Elvis once put together a little ditty people like to call, “a little less conversation and a little more action.” The man knew how to spice the room, rile an audience, send a room into a rock-out, funk-down frenzy. “A little more bite and a little less bark. A little less fight and a little more spark.” There ain’t no sense in talking the talk if you ain’t gonna walk the walk. It appears that a curly-haired, trouser-flared Lawrence Kasdan took that to heart as a young man and saw Star Wars as the unfettered vehicle through which to turn up the dial. Unfortunately it seems, as the years have gone by, that the dial has maxed out. The script that Kasdan (co-writing with his son, John Kasdan) puts out is all action with an afterthought of conversation.
Torn from his lover Qi’ra (Emilia Clarke) on Corellia, Han Solo (Alden Ehrenreich) joins the Imperial Navy as a way of earning a ship and returning to save her. When Solo happens across a 196-year-old Wookie and a gang of smugglers, they fail in stealing a valuable batch of a fuel called coaxium and, indebted to a gangster called Dryden Vos (Paul Bettany) who has employed Qi’ra in his services, they are sent on a much more dangerous and intrepid mission to square their debts. Employing the reluctant services of a certain Lando Calrissian (Donald Glover), they find the perfect vehicle for their mission – the Millennium Falcon.
Even writing up a synopsis feels incomplete because it’s hard to grapple with the defining plot points. Dialogue is slapped together. Character development is swept off the table. The lurch from action to action is given such little room to breath that when the script stops for overwrought exposition, we’re panting and suffocating rather than finding a moment to take a pause and reflect.
In the first moments of the movie, when we are introduced to Qi’ra and Solo in the bowels of the shipbuilding plants on Corellia, Kasdan whips together a diatribe of exposition in the need to explain the entire movie background in 30 seconds. Rarely does the writing allow for the audience to discover connections or draw patterns. For every three quick-fire whips of expositional dialogue, the story could move forward with one and allow the audience to participate and engage rather than be pushed back in their seat.
Ron Howard at the helm does little to quash or balance the inconsistencies in the script. Considering the messy backstory of the movie’s production (Phil Lord and Christopher Miller, the original directors, were unceremoniously dumped from the project after some “creative differences” and reports of Kasdan’s “shadow-directing”), it’s hard to know where to assign the blame. Perhaps the inconsistencies come from the Frankenstein-ing of two different visions, but the exhausting pace with which the film consistently moves suggest that is a flaw much grander than the directorial conflict.
On the other side of the camera, Ehrenreich fights an uphill battle in replicating the iconic performances of a young Harrison Ford.
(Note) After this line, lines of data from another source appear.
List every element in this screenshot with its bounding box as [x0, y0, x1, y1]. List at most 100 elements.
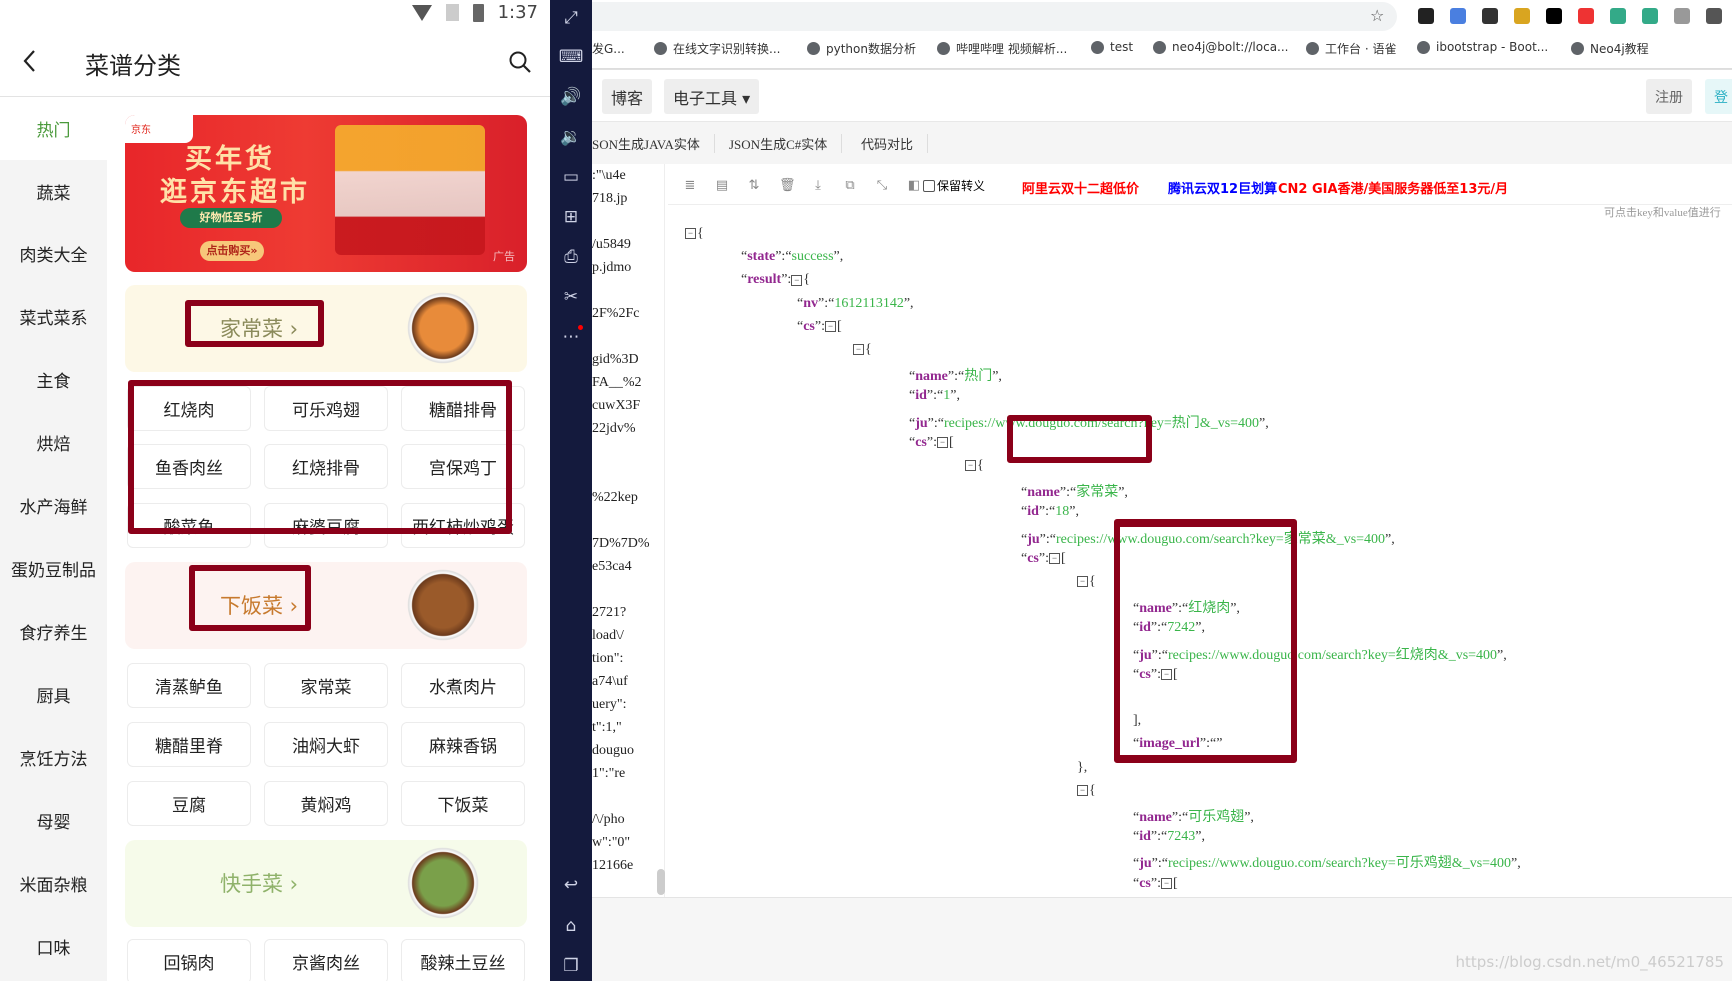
json-key[interactable]: ju [1139, 856, 1151, 871]
json-key[interactable]: nv [803, 296, 818, 311]
bookmark-item[interactable]: 在线文字识别转换... [654, 40, 780, 57]
sidebar-item-11[interactable]: 母婴 [0, 789, 107, 852]
collapse-toggle-icon[interactable]: − [825, 321, 836, 333]
submenu-json-java[interactable]: SON生成JAVA实体 [592, 134, 715, 153]
textarea-scrollbar[interactable] [657, 869, 665, 895]
json-key[interactable]: ju [1027, 532, 1039, 547]
collapse-toggle-icon[interactable]: − [685, 228, 696, 240]
section-title[interactable]: 快手菜 › [220, 868, 298, 898]
json-key[interactable]: name [1027, 485, 1060, 500]
ad-link[interactable]: 腾讯云双12巨划算 [1168, 178, 1277, 197]
trash-icon[interactable]: 🗑 [779, 178, 796, 193]
dish-button[interactable]: 糖醋排骨 [401, 386, 525, 431]
dish-button[interactable]: 西红柿炒鸡蛋 [401, 503, 525, 548]
bookmark-item[interactable]: test [1091, 40, 1133, 54]
dish-button[interactable]: 酸辣土豆丝 [401, 939, 525, 981]
json-key[interactable]: id [1027, 504, 1039, 519]
dish-button[interactable]: 可乐鸡翅 [264, 386, 388, 431]
input-textarea[interactable]: :"\u4e 718.jp/u5849 p.jdmo 2F%2Fc gid%3D FA__… [592, 164, 665, 897]
json-key[interactable]: ju [1139, 648, 1151, 663]
sidebar-item-5[interactable]: 烘焙 [0, 411, 107, 474]
back-button[interactable] [20, 46, 40, 76]
dish-button[interactable]: 鱼香肉丝 [127, 444, 251, 489]
json-key[interactable]: id [1139, 620, 1151, 635]
json-key[interactable]: cs [915, 435, 927, 450]
keep-escape-checkbox[interactable]: 保留转义 [923, 177, 985, 194]
collapse-toggle-icon[interactable]: − [1077, 576, 1088, 588]
more-icon[interactable]: ⋯ [550, 327, 592, 347]
login-button[interactable]: 登 [1705, 79, 1732, 114]
sidebar-item-13[interactable]: 口味 [0, 915, 107, 978]
extension-icon[interactable] [1706, 8, 1722, 24]
dish-button[interactable]: 回锅肉 [127, 939, 251, 981]
home-icon[interactable]: ⌂ [550, 916, 592, 936]
excel-icon[interactable]: ▤ [715, 178, 729, 193]
sidebar-item-0[interactable]: 热门 [0, 97, 107, 160]
recents-icon[interactable]: ❐ [550, 956, 592, 976]
sidebar-item-9[interactable]: 厨具 [0, 663, 107, 726]
nav-tools-dropdown[interactable]: 电子工具 ▾ [664, 79, 760, 114]
screen-icon[interactable]: ▭ [550, 167, 592, 187]
banner-cta-button[interactable]: 点击购买» [200, 241, 264, 261]
json-key[interactable]: name [1139, 810, 1172, 825]
json-value[interactable]: 热门 [964, 369, 992, 384]
volume-down-icon[interactable]: 🔉 [550, 127, 592, 147]
collapse-icon[interactable]: ◧ [907, 178, 921, 193]
dish-button[interactable]: 糖醋里脊 [127, 722, 251, 767]
extension-icon[interactable] [1482, 8, 1498, 24]
ad-link[interactable]: CN2 GIA香港/美国服务器低至13元/月 [1278, 178, 1508, 197]
json-value[interactable]: success [792, 249, 834, 264]
collapse-toggle-icon[interactable]: − [791, 274, 803, 286]
json-key[interactable]: cs [1139, 667, 1151, 682]
json-value[interactable]: recipes://www.douguo.com/search?key=红烧肉&… [1168, 648, 1497, 663]
json-key[interactable]: image_url [1139, 736, 1200, 751]
install-apk-icon[interactable]: ⊞ [550, 207, 592, 227]
json-key[interactable]: cs [803, 319, 815, 334]
bookmark-item[interactable]: python数据分析 [807, 40, 916, 57]
submenu-json-csharp[interactable]: JSON生成C#实体 [729, 134, 843, 153]
extension-icon[interactable] [1418, 8, 1434, 24]
json-value[interactable]: 7243 [1167, 829, 1195, 844]
collapse-toggle-icon[interactable]: − [937, 437, 948, 449]
json-key[interactable]: id [915, 388, 927, 403]
section-title[interactable]: 下饭菜 › [220, 590, 298, 620]
section-title[interactable]: 家常菜 › [220, 313, 298, 343]
json-key[interactable]: name [1139, 601, 1172, 616]
dish-button[interactable]: 宫保鸡丁 [401, 444, 525, 489]
ad-link[interactable]: 阿里云双十二超低价 [1022, 178, 1139, 197]
download-icon[interactable]: ⤓ [811, 178, 825, 193]
back-icon[interactable]: ↩ [550, 875, 592, 895]
extension-icon[interactable] [1578, 8, 1594, 24]
json-value[interactable]: 1612113142 [834, 296, 903, 311]
bookmark-item[interactable]: ibootstrap - Boot... [1417, 40, 1548, 54]
print-icon[interactable]: ⎙ [550, 247, 592, 267]
address-bar[interactable] [592, 2, 1397, 31]
sidebar-item-3[interactable]: 菜式菜系 [0, 285, 107, 348]
sidebar-item-12[interactable]: 米面杂粮 [0, 852, 107, 915]
bookmark-item[interactable]: neo4j@bolt://loca... [1153, 40, 1289, 54]
dish-button[interactable]: 麻辣香锅 [401, 722, 525, 767]
bookmark-star-icon[interactable]: ☆ [1370, 6, 1384, 25]
collapse-toggle-icon[interactable]: − [853, 344, 864, 356]
dish-button[interactable]: 豆腐 [127, 781, 251, 826]
compress-icon[interactable]: ⤡ [875, 178, 889, 193]
json-value[interactable]: 7242 [1167, 620, 1195, 635]
json-value[interactable]: 1 [943, 388, 950, 403]
dish-button[interactable]: 清蒸鲈鱼 [127, 663, 251, 708]
sort-icon[interactable]: ⇅ [747, 178, 761, 193]
bookmark-item[interactable]: 哔哩哔哩 视频解析... [937, 40, 1067, 57]
json-key[interactable]: cs [1139, 876, 1151, 891]
bookmark-item[interactable]: 发G... [592, 40, 625, 57]
dish-button[interactable]: 红烧肉 [127, 386, 251, 431]
json-key[interactable]: ju [915, 416, 927, 431]
dish-button[interactable]: 酸菜鱼 [127, 503, 251, 548]
extension-icon[interactable] [1674, 8, 1690, 24]
json-value[interactable]: recipes://www.douguo.com/search?key=可乐鸡翅… [1168, 856, 1511, 871]
dish-button[interactable]: 下饭菜 [401, 781, 525, 826]
sidebar-item-10[interactable]: 烹饪方法 [0, 726, 107, 789]
json-value[interactable]: 红烧肉 [1188, 601, 1230, 616]
dish-button[interactable]: 红烧排骨 [264, 444, 388, 489]
bookmark-item[interactable]: 工作台 · 语雀 [1306, 40, 1396, 57]
copy-icon[interactable]: ⧉ [843, 178, 857, 193]
collapse-toggle-icon[interactable]: − [1077, 785, 1088, 797]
With only a fleeting physical similarity, Ehrenriech’s charm and confidence valiantly works to overcome his deficiencies, but ultimately the gruff, maverick-styled Han Solo that we all know and love is left in the archives of the originals. Bettany, Clarke and Harrelson all strive admirably to overcome the inadequacies of their characters, with perhaps Bettany doing the best in the short amount of screen time he is allocated, and the even shorter amount of time his character is given to develop. Glover’s Calrissian is perhaps the only character that we are given enough time to get to know and love. Again, the onus of that success can be squared on Glover’s shoulders, but in a disparate and inadequate script, Calrissian is the one character that shines. Offsetting the success of Calrissian, however, is the hair-pulling waste of Thandie Newton’s Val. Unceremoniously wrenched from the script in the first act, the quality of her performance is a distant memory after moving at hyper-speed through the remaining hour-and-a-half.
The Howard-Kasdan combo has certainly created a spectacle. The film is never far from an inter-planetary action sequence or a fast-cut, multi-angle fight but ultimately it is all scope and no substance. They go straight for the action and leave little to bubble below the surface. The young curly-haired, trouser-flared Kasdan might have had the funk-down frenzy he was looking for, but it’s hard to imagine he, too, wouldn’t have left the cinema feeling a little empty.